深入理解Redis数据淘汰策略

　　在 redis 中，允许用户设置最大使用内存大小 server.maxmemory，在内存限定的情况下是很有用的。譬如，在一台 8G 机子上部署了 4 个 redis 服务点，每一个服务点分配 1.5G 的内存大小，减少内存紧张的情况，由此获取更为稳健的服务。
　　redis中当内存超过限制时，按照配置的策略，淘汰掉相应的kv，使得内存可以继续留有足够的空间保存新的数据。redis 确定驱逐某个键值对后，会删除这个数据并，并将这个数据变更消息发布到本地（AOF 持久化）和从机（主从连接）。
　　redis的conf文件中有对该机制的一份很好的解释：　　

# Don't use more memory than the specified amount of bytes.
# When the memory limit is reached Redis will try to remove keys
# accordingly to the eviction policy selected (see maxmemmory-policy).
#
# If Redis can't remove keys according to the policy, or if the policy is
# set to 'noeviction', Redis will start to reply with errors to commands
# that would use more memory, like SET, LPUSH, and so on, and will continue
# to reply to read-only commands like GET.
#
# This option is usually useful when using Redis as an LRU cache, or to set
# an hard memory limit for an instance (using the 'noeviction' policy).
#
# WARNING: If you have slaves attached to an instance with maxmemory on,
# the size of the output buffers needed to feed the slaves are subtracted
# from the used memory count, so that network problems / resyncs will
# not trigger a loop where keys are evicted, and in turn the output
# buffer of slaves is full with DELs of keys evicted triggering the deletion
# of more keys, and so forth until the database is completely emptied.
#
# In short... if you have slaves attached it is suggested that you set a lower
# limit for maxmemory so that there is some free RAM on the system for slave
# output buffers (but this is not needed if the policy is 'noeviction').
#
# maxmemory <bytes>

注意：在redis按照master-slave使用时，其maxmeory应设置的比实际物理内存稍小一些，给slave output buffer留有足够的空间。

　　redis 提供 6种数据淘汰策略：　　

# maxmemory <bytes>

# MAXMEMORY POLICY: how Redis will select what to remove when maxmemory
# is reached.

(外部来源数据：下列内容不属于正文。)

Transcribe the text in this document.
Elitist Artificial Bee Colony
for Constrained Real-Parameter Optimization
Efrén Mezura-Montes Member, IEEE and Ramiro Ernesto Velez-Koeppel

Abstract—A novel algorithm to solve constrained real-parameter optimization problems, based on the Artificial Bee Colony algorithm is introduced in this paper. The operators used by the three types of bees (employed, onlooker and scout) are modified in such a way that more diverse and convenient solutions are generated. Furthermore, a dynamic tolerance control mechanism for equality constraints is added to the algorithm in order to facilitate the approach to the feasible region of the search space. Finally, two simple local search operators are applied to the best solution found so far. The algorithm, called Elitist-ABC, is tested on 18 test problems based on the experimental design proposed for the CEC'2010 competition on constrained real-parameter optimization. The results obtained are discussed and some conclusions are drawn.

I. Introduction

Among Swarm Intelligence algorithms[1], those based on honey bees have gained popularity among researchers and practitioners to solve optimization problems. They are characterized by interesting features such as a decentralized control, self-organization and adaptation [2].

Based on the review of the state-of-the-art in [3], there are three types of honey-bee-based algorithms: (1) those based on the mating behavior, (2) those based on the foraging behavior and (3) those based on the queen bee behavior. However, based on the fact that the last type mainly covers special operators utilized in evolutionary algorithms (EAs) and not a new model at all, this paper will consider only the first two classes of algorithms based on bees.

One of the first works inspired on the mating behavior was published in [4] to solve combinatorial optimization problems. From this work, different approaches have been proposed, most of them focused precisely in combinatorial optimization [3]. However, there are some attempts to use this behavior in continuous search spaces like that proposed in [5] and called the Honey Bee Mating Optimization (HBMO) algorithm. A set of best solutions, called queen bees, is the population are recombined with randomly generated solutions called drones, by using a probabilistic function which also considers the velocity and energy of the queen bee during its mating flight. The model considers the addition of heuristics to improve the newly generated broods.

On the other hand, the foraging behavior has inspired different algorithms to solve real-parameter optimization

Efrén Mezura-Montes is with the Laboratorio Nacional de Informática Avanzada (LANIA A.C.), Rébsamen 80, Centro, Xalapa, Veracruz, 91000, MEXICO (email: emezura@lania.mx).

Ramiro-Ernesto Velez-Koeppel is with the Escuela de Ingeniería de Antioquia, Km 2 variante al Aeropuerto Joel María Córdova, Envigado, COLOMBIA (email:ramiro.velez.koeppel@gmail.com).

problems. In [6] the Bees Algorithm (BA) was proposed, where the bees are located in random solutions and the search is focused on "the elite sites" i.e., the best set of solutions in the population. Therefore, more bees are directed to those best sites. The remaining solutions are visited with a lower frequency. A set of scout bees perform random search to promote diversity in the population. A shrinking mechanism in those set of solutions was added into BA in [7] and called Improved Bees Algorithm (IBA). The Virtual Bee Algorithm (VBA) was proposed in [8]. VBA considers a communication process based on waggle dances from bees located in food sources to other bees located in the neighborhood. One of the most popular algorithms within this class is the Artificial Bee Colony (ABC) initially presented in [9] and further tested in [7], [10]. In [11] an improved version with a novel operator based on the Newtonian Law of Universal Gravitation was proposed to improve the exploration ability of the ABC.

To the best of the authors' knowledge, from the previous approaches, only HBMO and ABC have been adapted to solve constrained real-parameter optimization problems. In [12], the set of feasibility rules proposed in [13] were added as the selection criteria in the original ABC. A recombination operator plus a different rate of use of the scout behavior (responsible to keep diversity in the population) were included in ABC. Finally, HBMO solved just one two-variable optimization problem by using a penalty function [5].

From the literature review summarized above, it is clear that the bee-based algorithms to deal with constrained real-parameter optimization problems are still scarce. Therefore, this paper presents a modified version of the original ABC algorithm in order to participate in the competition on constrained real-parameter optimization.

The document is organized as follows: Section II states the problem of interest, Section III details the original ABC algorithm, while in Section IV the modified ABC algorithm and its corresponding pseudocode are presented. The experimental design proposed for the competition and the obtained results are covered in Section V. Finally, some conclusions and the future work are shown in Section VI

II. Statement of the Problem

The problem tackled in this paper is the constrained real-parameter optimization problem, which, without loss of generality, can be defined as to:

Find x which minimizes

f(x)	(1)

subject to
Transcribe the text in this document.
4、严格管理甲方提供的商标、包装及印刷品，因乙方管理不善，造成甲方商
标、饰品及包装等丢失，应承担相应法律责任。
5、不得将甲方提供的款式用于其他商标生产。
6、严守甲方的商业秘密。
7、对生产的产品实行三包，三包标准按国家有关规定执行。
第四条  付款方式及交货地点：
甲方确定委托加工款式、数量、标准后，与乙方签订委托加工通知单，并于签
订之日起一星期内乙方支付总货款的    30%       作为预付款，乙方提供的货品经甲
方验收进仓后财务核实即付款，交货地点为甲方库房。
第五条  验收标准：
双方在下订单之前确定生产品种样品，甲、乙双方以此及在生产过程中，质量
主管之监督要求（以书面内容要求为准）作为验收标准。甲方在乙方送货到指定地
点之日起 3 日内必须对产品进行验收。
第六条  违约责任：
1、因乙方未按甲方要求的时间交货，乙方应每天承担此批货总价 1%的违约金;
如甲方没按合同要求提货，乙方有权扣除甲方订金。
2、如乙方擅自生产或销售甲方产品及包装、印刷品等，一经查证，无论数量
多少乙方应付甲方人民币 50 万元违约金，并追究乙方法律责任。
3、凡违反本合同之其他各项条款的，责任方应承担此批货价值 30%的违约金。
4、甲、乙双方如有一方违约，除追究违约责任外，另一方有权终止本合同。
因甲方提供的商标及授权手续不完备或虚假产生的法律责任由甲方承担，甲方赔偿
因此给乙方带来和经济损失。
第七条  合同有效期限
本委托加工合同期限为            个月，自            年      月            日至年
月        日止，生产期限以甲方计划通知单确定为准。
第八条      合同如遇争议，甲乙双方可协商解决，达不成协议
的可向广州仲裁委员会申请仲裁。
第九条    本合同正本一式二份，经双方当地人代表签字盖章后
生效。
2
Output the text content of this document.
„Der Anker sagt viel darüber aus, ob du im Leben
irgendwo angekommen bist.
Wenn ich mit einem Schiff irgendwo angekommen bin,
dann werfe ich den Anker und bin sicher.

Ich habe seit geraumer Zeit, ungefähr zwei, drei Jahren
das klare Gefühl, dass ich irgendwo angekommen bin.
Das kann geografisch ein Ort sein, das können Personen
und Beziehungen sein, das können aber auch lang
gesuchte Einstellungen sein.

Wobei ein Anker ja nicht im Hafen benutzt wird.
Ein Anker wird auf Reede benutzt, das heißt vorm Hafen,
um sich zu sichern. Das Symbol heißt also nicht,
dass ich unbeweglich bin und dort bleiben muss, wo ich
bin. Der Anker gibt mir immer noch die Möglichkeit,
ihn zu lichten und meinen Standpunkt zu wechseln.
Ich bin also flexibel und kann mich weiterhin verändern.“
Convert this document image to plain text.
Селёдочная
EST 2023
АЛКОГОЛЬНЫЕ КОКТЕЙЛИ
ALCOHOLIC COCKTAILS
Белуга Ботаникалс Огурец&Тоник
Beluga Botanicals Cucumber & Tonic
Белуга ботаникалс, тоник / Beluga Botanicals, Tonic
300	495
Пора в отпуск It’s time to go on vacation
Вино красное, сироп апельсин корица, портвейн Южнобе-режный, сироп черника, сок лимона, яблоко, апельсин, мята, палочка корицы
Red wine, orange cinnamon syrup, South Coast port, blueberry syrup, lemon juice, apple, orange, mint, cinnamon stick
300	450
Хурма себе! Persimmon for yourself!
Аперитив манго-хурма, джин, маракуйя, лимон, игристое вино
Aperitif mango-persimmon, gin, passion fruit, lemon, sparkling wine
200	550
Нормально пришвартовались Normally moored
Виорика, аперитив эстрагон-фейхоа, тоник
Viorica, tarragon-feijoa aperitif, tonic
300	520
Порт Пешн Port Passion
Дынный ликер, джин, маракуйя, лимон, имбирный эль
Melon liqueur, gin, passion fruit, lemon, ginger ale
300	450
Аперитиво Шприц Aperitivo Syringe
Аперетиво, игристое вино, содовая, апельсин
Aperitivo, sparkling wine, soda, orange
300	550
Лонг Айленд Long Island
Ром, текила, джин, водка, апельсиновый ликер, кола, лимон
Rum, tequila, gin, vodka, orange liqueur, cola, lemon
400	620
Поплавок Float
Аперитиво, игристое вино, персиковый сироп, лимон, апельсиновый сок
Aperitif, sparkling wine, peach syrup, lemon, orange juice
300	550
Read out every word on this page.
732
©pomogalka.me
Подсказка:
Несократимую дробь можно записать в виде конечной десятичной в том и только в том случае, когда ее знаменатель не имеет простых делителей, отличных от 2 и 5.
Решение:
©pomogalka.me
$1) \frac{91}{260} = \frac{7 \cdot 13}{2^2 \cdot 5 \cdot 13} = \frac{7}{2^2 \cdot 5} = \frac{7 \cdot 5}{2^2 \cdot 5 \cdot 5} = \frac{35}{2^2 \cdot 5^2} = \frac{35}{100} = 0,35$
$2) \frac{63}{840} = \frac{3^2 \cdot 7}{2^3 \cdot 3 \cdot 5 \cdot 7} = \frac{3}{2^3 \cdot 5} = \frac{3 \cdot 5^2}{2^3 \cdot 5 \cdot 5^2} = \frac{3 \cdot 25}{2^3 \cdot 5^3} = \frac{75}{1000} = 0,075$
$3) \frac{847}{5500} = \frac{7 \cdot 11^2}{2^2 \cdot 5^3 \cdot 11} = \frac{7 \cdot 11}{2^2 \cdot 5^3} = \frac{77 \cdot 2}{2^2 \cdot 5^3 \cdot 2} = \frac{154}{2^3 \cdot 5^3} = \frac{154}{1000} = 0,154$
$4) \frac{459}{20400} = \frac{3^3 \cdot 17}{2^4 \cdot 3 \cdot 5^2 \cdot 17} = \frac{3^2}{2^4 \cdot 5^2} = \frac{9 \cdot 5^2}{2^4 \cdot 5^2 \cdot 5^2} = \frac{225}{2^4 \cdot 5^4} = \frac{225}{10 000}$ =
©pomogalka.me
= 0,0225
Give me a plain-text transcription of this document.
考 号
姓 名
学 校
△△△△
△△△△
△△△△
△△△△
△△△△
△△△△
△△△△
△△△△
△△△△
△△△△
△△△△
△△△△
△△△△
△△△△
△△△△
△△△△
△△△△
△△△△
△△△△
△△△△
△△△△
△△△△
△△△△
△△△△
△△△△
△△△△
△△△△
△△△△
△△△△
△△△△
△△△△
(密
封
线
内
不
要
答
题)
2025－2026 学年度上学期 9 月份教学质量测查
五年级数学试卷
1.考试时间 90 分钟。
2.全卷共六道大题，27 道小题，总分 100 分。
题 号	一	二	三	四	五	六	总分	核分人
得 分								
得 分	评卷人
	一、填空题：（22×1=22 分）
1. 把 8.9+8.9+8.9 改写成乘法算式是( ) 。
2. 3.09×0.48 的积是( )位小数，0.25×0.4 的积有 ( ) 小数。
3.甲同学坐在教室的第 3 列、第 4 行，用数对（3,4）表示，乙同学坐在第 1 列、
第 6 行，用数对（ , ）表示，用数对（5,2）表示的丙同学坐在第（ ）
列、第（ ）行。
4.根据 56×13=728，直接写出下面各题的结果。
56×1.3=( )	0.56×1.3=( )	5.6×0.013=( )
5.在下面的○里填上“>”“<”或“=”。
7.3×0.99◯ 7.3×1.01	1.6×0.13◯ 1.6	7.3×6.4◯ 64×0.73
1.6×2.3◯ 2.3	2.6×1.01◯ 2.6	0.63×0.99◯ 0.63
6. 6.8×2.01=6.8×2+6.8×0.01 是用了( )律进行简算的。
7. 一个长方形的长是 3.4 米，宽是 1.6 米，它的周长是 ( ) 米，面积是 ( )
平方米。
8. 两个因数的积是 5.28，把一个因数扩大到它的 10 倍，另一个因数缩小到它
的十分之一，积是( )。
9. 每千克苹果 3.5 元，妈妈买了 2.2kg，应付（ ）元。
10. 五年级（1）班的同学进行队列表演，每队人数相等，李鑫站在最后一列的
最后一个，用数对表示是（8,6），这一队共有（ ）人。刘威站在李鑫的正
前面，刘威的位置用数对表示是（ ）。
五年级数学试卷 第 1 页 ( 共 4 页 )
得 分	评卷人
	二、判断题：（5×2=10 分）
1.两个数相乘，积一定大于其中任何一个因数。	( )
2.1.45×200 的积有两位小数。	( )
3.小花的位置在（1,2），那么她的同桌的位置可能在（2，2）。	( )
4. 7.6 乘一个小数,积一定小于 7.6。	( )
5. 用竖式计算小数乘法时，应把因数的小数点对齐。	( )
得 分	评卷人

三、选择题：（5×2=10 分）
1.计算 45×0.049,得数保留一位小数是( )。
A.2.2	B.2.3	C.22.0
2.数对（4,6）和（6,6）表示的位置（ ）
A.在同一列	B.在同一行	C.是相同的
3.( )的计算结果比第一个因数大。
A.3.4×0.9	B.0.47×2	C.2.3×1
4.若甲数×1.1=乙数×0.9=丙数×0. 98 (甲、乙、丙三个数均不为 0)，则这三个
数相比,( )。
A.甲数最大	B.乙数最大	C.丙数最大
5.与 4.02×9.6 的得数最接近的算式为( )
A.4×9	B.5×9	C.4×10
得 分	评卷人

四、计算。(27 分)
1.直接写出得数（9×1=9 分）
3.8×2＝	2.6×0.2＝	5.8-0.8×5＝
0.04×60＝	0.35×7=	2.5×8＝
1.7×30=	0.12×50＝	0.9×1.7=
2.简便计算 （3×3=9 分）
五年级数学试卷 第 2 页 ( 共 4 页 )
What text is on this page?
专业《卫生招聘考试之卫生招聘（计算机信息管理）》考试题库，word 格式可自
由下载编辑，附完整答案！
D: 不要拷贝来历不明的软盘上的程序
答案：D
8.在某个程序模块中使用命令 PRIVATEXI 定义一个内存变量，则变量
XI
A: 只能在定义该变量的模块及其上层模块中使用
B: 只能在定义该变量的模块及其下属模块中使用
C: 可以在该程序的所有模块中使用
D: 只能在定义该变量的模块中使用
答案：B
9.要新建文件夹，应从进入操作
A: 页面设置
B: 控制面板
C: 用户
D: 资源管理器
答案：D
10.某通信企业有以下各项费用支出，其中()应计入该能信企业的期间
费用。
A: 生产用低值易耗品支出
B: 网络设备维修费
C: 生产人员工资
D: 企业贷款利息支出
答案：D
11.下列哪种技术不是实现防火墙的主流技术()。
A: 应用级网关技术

You can select among five behaviors:
#
# volatile-lru -> remove the key with an expire set using an LRU algorithm
# allkeys-lru -> remove any key accordingly to the LRU algorithm
# volatile-random -> remove a random key with an expire set
# allkeys-random -> remove a random key, any key
# volatile-ttl -> remove the key with the nearest expire time (minor TTL)
# noeviction -> don't expire at all, just return an error on write operations
#
# Note: with any of the above policies, Redis will return an error on write
# operations, when there are not suitable keys for eviction.
#
# At the date of writing this commands are: set setnx setex append
# incr decr rpush lpush rpushx lpushx linsert lset rpoplpush sadd
# sinter sinterstore sunion sunionstore sdiff sdiffstore zadd zincrby
# zunionstore zinterstore hset hsetnx hmset hincrby incrby decrby
# getset mset msetnx exec sort
#
# The default is:
#
# maxmemory-policy noeviction

# LRU and minimal TTL algorithms are not precise algorithms but approximated
# algorithms (in order to save memory), so you can tune it for speed or
# accuracy. For default Redis will check five keys and pick the one that was
# used less recently, you can change the sample size using the following
# configuration directive.
#
# The default of 5 produces good enough results. 10 Approximates very closely
# true LRU but costs a bit more CPU. 3 is very fast but not very accurate.
#
# maxmemory-samples 5

volatile-lru:从设置了过期时间的数据集中，选择最近最久未使用的数据释放；
allkeys-lru:从数据集中(包括设置过期时间以及未设置过期时间的数据集中)，选择最近最久未使用的数据释放；
volatile-random:从设置了过期时间的数据集中，随机选择一个数据进行释放；
allkeys-random:从数据集中(包括了设置过期时间以及未设置过期时间)随机选择一个数据进行入释放；
volatile-ttl：从设置了过期时间的数据集中，选择马上就要过期的数据进行释放操作；
noeviction：不删除任意数据(但redis还会根据引用计数器进行释放),这时如果内存不够时，会直接返回错误。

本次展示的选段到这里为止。